Technology companies played no role in the surge in corporation tax paid last year which pushed the Irish Exchequer into surplus, according to a detailed report from the Revenue Commissioners.
A record €10.887bn in corporation tax paid here last year lifted Ireland's overall government finances to a budget surplus, the first since the global financial crisis.
Separate figures from Revenue show it has "warehoused" €1.5bn of tax owed mostly by small firms since the start of the Covid-19 crisis, in what is effectively a huge interest-free loan to companies.
The warehousing of VAT and employer taxes means companies don't have to make payments during the pandemic crisis, although they do have to make tax returns and will have to pay the tax eventually.
A dramatic increase in corporate tax receipts over the last five years has significantly improved the State's finances but also prompted warnings from the Fiscal Advisory Council and Central Bank about an over-reliance on a volatile and hard to explain windfall.
Figures published last night by the Revenue Commissioners confirm the outsized role a handful of big corporations play in the tax take. Only 10 companies paid 40pc of the corporate tax total last year, and the biggest 100 tax-paying firms accounted for 70pc of the overall take.
However, a breakdown of the sectors paying most corporation tax shows the share of tax paid by big technology firms such as Google and Facebook fell last year.
The manufacturing sector, which includes pharmaceuticals, is the biggest contributor of corporation tax, paying €2.9bn in 2019 - although that was €300m less than in the previous year.
Finance and insurance firms paid €2.478bn in corporation tax last year, up €372m on 2018. The most dramatic rise in tax paid was by the wholesale and retail sector, which paid an extra €1bn in corporate tax last year for a total of €1.861bn.
The €1.12bn of corporate tax paid in 2109 by the information and communications technology (ICT) industry was actually almost a billion lower than in 2018. Corporate tax income can be volatile - the dominance of a handful of companies in the total paid means the fortunes of individual companies or changes to their corporate structures can cause big swings.

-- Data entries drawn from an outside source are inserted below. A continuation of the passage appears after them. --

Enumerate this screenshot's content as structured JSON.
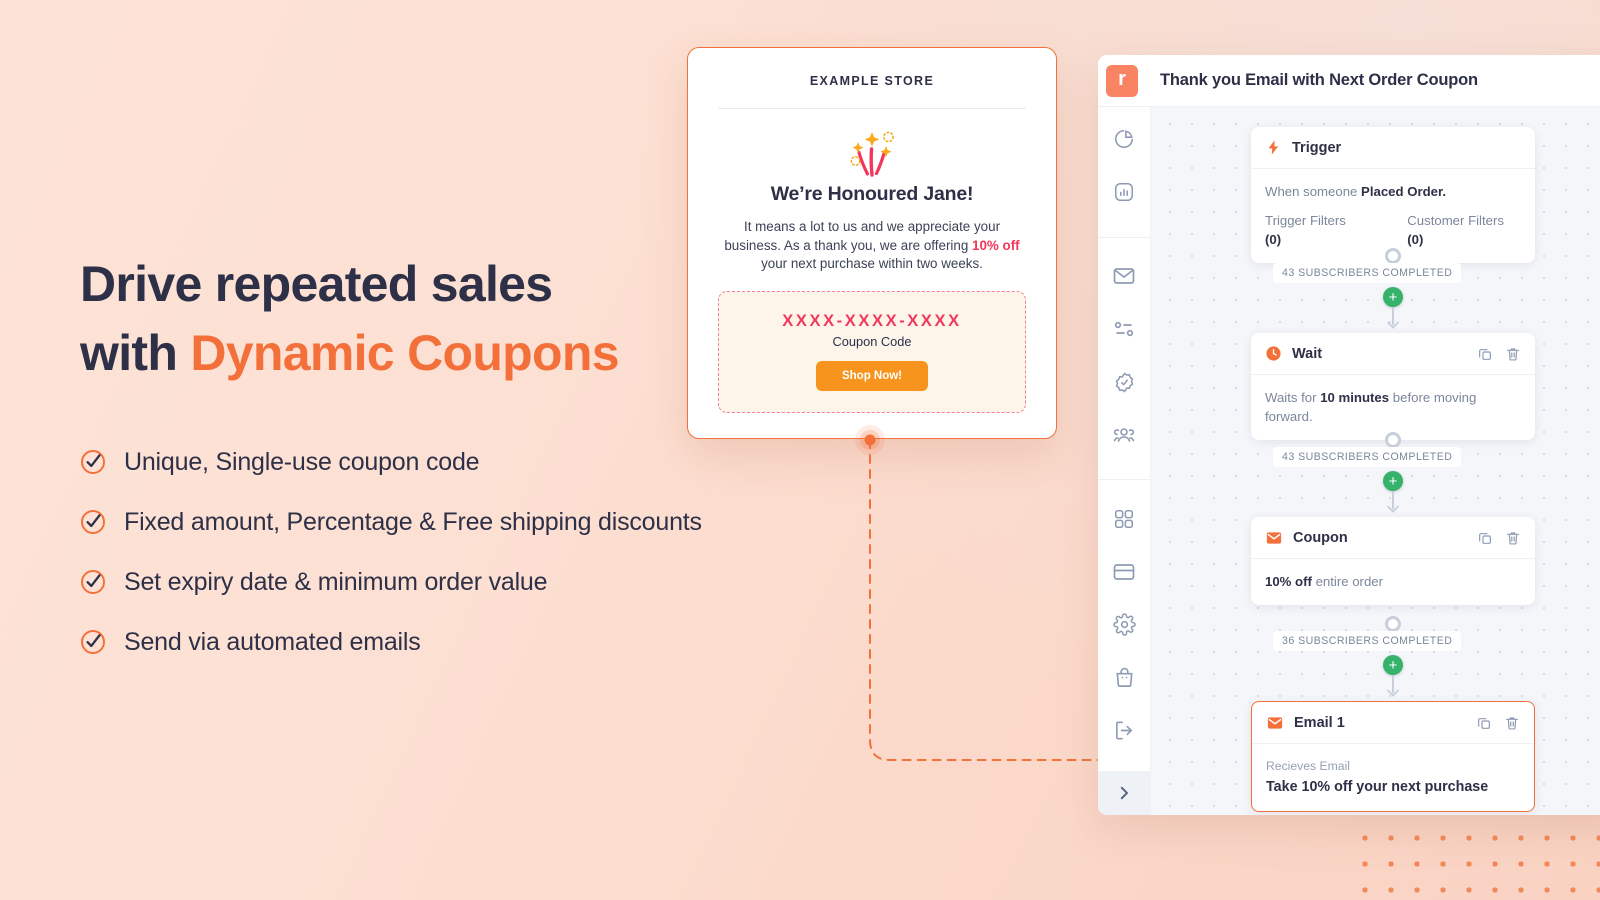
{
  "hero": {
    "headline_line1": "Drive repeated sales",
    "headline_line2_prefix": "with ",
    "headline_line2_accent": "Dynamic Coupons",
    "accent_color": "#f4703a",
    "text_color": "#2d3047",
    "features": [
      "Unique, Single-use coupon code",
      "Fixed amount, Percentage & Free shipping discounts",
      "Set expiry date & minimum order value",
      "Send via automated emails"
    ]
  },
  "email_preview": {
    "store_name": "EXAMPLE STORE",
    "illustration": "firework-icon",
    "greeting": "We’re Honoured Jane!",
    "body_part1": "It means a lot to us and we appreciate your business. As a thank you, we are offering ",
    "body_highlight": "10% off",
    "body_part2": " your next purchase within two weeks.",
    "coupon_code": "XXXX-XXXX-XXXX",
    "coupon_label": "Coupon Code",
    "cta_label": "Shop Now!",
    "highlight_color": "#f2385a",
    "cta_color": "#f7941d"
  },
  "app": {
    "logo_text": "r",
    "logo_color": "#f98463",
    "title": "Thank you Email with Next Order Coupon",
    "sidebar": [
      {
        "icon": "pie-chart-icon",
        "name": "dashboard"
      },
      {
        "icon": "bar-chart-icon",
        "name": "reports"
      },
      {
        "icon": "envelope-icon",
        "name": "campaigns"
      },
      {
        "icon": "automation-nodes-icon",
        "name": "automations"
      },
      {
        "icon": "badge-check-icon",
        "name": "coupons"
      },
      {
        "icon": "people-icon",
        "name": "audience"
      },
      {
        "icon": "grid-apps-icon",
        "name": "apps"
      },
      {
        "icon": "card-icon",
        "name": "billing"
      },
      {
        "icon": "gear-icon",
        "name": "settings"
      },
      {
        "icon": "bag-icon",
        "name": "store"
      },
      {
        "icon": "logout-icon",
        "name": "logout"
      }
    ],
    "expand_icon": "chevron-right-icon",
    "flow": {
      "nodes": [
        {
          "id": "trigger",
          "icon": "lightning-icon",
          "title": "Trigger",
          "line_prefix": "When someone ",
          "line_bold": "Placed Order.",
          "filters": [
            {
              "label": "Trigger Filters ",
              "count": "(0)"
            },
            {
              "label": "Customer Filters ",
              "count": "(0)"
            }
          ],
          "has_actions": false,
          "selected": false
        },
        {
          "id": "wait",
          "icon": "clock-icon",
          "title": "Wait",
          "body_prefix": "Waits for ",
          "body_bold": "10 minutes",
          "body_suffix": " before moving forward.",
          "has_actions": true,
          "selected": false
        },
        {
          "id": "coupon",
          "icon": "envelope-filled-icon",
          "title": "Coupon",
          "body_bold": "10% off",
          "body_suffix": " entire order",
          "has_actions": true,
          "selected": false
        },
        {
          "id": "email-1",
          "icon": "envelope-filled-icon",
          "title": "Email 1",
          "eyebrow": "Recieves Email",
          "subject": "Take 10% off your next purchase",
          "has_actions": true,
          "selected": true
        }
      ],
      "connectors": [
        {
          "label": "43 SUBSCRIBERS COMPLETED"
        },
        {
          "label": "43 SUBSCRIBERS COMPLETED"
        },
        {
          "label": "36 SUBSCRIBERS COMPLETED"
        }
      ],
      "add_step_label": "+",
      "add_step_color": "#37b26b",
      "duplicate_icon": "copy-icon",
      "delete_icon": "trash-icon"
    }
  }
}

Even so, the numbers undermine the notion that the re-organisation by big technology companies of intellectual property assets has been the major factor in the rise in the overall tax paid here.
The details released by Revenue include a breakdown of slightly more detailed tax returns from 2018. These show foreign multinationals paid a higher effective tax rate than their Irish-owned peers.
Foreign multinationals' effective tax rate in 2018 was 11.6pc, strikingly close to the official 12.5pc rate. Irish multi-nationals' effective tax rate was 9.2pc and smaller non-multinationals' effective corporate tax rate was 7.4pc.
There are numerous reasons companies can avoid paying the full 12.5pc rate, including tax breaks on activities such as research and development or because they have historic losses which can be used to reduce tax bills.